Trivia / Giuseppe Verdi

  • Banned in China / Americans Hate Tingle: Even with its locale changed to Boston, Un Ballo in Maschera was never performed in Sweden until the 1920's. When it was performed there, the Swedish derided it as historically inaccurate.
  • Creator Breakdown: Verdi had his right at the beginning of his career. He was only in his twenties when his small son (Icilio) and daughter (Virginia), and then his first wife (Margherita Barezzi), all died within three years of each other. (Wooooow.) He was in the process of writing a comic opera, Un giorno di regno, at the time of Margherita's death, and not surprisingly, it wasn't a success. Bereavement compounded by failure upset him so that he decided to give up composing, but the manager of La Scala opera house persuaded him to just have a look at this libretto he had that needed music. Verdi glanced at it and found himself writing a bit of music. He did a bit more each day and ended up with Nabucco, his first major success.
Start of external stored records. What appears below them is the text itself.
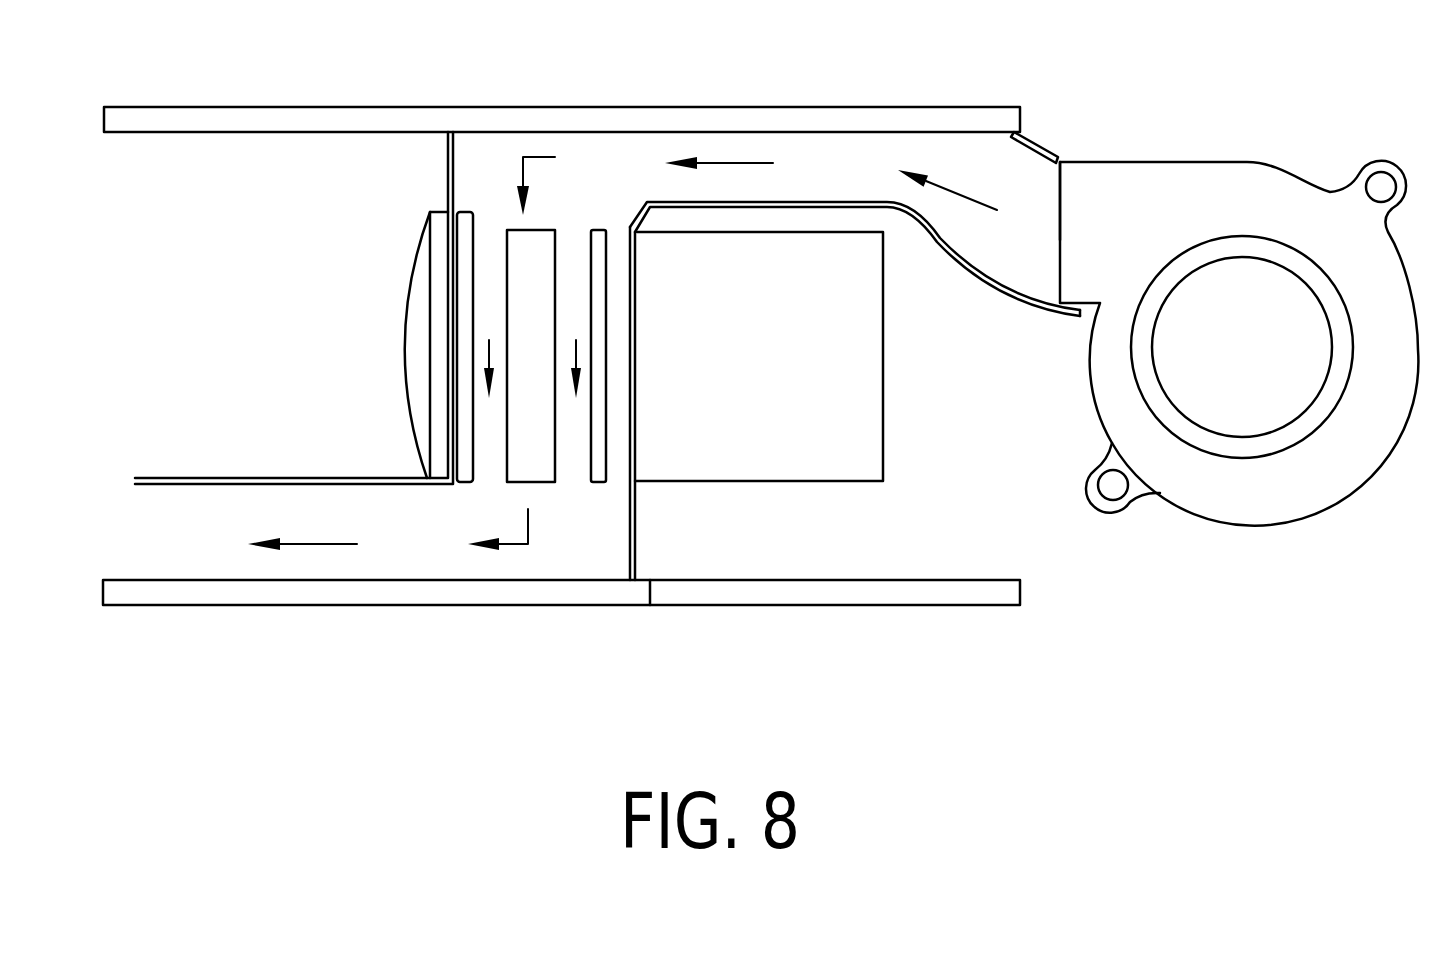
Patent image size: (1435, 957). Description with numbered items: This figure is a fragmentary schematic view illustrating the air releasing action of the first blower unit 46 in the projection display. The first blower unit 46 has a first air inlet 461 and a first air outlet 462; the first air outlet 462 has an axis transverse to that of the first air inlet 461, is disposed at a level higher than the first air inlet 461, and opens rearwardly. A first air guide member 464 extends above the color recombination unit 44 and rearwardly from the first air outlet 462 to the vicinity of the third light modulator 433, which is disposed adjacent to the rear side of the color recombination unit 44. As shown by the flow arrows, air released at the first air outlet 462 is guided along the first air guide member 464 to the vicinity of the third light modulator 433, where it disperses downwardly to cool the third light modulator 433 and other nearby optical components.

The third light modulator 433 is at (556, 493).
The color recombination unit 44 is at (787, 470).
The first blower unit 46 is at (1239, 388).
The first air inlet 461 is at (1220, 405).
The first air outlet 462 is at (1060, 240).
The first air guide member 464 is at (818, 165).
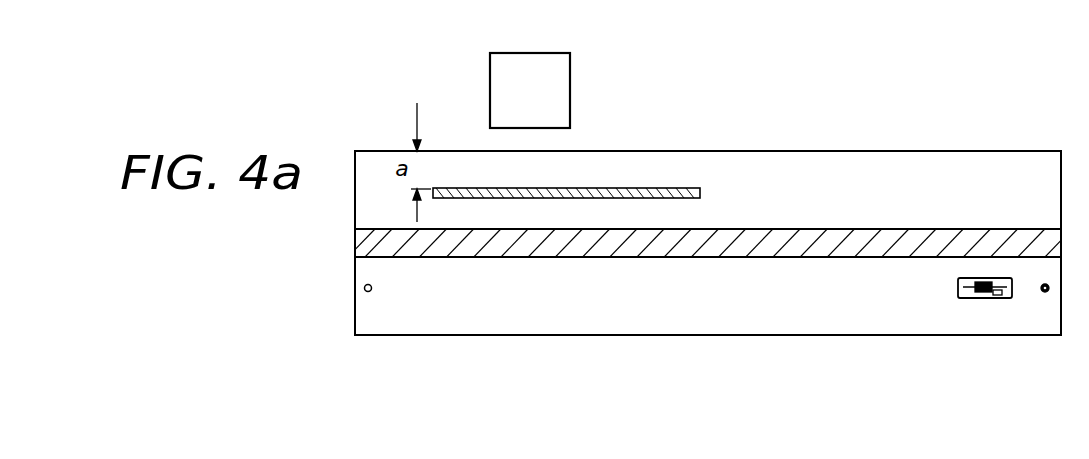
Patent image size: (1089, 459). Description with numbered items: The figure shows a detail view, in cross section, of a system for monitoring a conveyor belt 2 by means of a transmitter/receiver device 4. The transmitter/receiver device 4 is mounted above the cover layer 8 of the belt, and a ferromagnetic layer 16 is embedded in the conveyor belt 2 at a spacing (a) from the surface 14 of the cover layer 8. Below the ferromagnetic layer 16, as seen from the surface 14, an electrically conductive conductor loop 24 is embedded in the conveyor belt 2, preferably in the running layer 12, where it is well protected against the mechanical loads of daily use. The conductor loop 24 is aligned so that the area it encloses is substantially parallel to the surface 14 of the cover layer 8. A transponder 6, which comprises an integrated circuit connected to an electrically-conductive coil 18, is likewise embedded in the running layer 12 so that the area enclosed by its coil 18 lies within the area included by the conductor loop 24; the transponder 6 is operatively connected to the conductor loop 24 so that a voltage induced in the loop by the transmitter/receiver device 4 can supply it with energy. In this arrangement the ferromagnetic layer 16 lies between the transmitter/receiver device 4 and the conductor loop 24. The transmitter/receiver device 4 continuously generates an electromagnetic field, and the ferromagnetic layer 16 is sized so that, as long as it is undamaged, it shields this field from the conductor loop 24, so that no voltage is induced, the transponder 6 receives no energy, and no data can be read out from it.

The conveyor belt 2 is at (777, 308).
The transmitter/receiver device 4 is at (570, 97).
The transponder 6 is at (983, 298).
The cover layer 8 is at (840, 182).
The running layer 12 is at (940, 312).
The surface 14 is at (772, 151).
The ferromagnetic layer 16 is at (663, 188).
The electrically-conductive coil 18 is at (1000, 298).
The conductor loop 24 is at (372, 291).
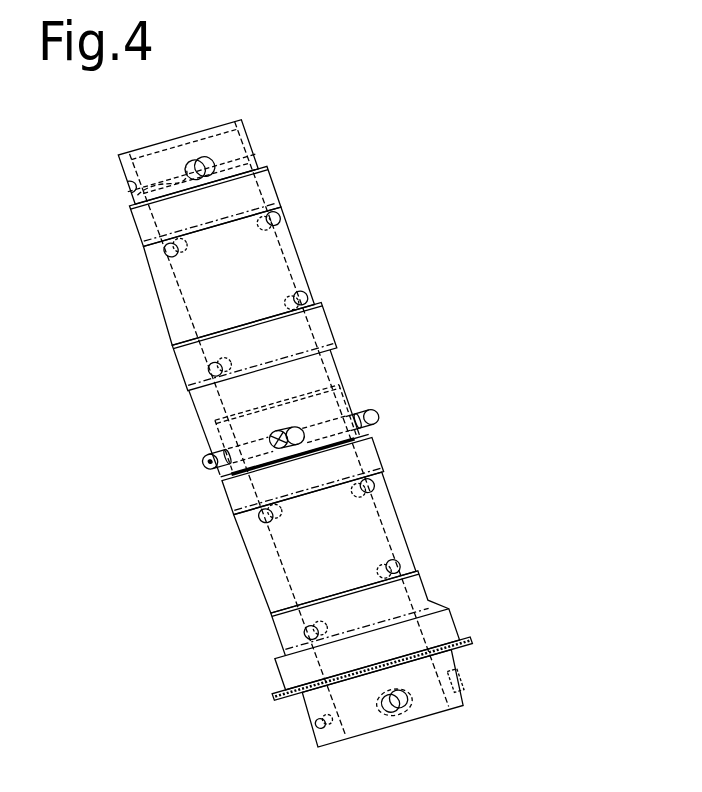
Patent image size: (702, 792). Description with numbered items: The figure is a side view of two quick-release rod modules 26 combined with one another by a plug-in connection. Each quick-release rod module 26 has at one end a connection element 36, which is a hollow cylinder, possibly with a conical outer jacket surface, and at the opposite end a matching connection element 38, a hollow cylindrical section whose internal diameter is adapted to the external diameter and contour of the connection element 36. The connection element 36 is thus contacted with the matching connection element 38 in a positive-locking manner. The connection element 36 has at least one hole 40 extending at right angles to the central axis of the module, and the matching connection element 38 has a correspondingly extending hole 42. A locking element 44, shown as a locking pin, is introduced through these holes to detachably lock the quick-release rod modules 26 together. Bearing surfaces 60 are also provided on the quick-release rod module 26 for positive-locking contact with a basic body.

  • Executive Meddling: The censors gave Verdi a hell of a time with many of his operas Most obvious with Gustave III (about the assassination of a king!), which after several rewrite-or-elses, and ultimately (when tempers on both sides had cooled) a compromise with the censors, became Un Ballo in Maschera.
  • Old Shame: Most of the operas that predate Rigoletto. Verdi himself considered Alzira very awful.
  • Tom Hanks Syndrome: Un giorno di regno (his second opera) and Falstaff (his last opera) are his only comedies.
  • What Could Have Been: Among others, he planned an opera based on King Lear and another on Victor Hugo's Ruy Blas.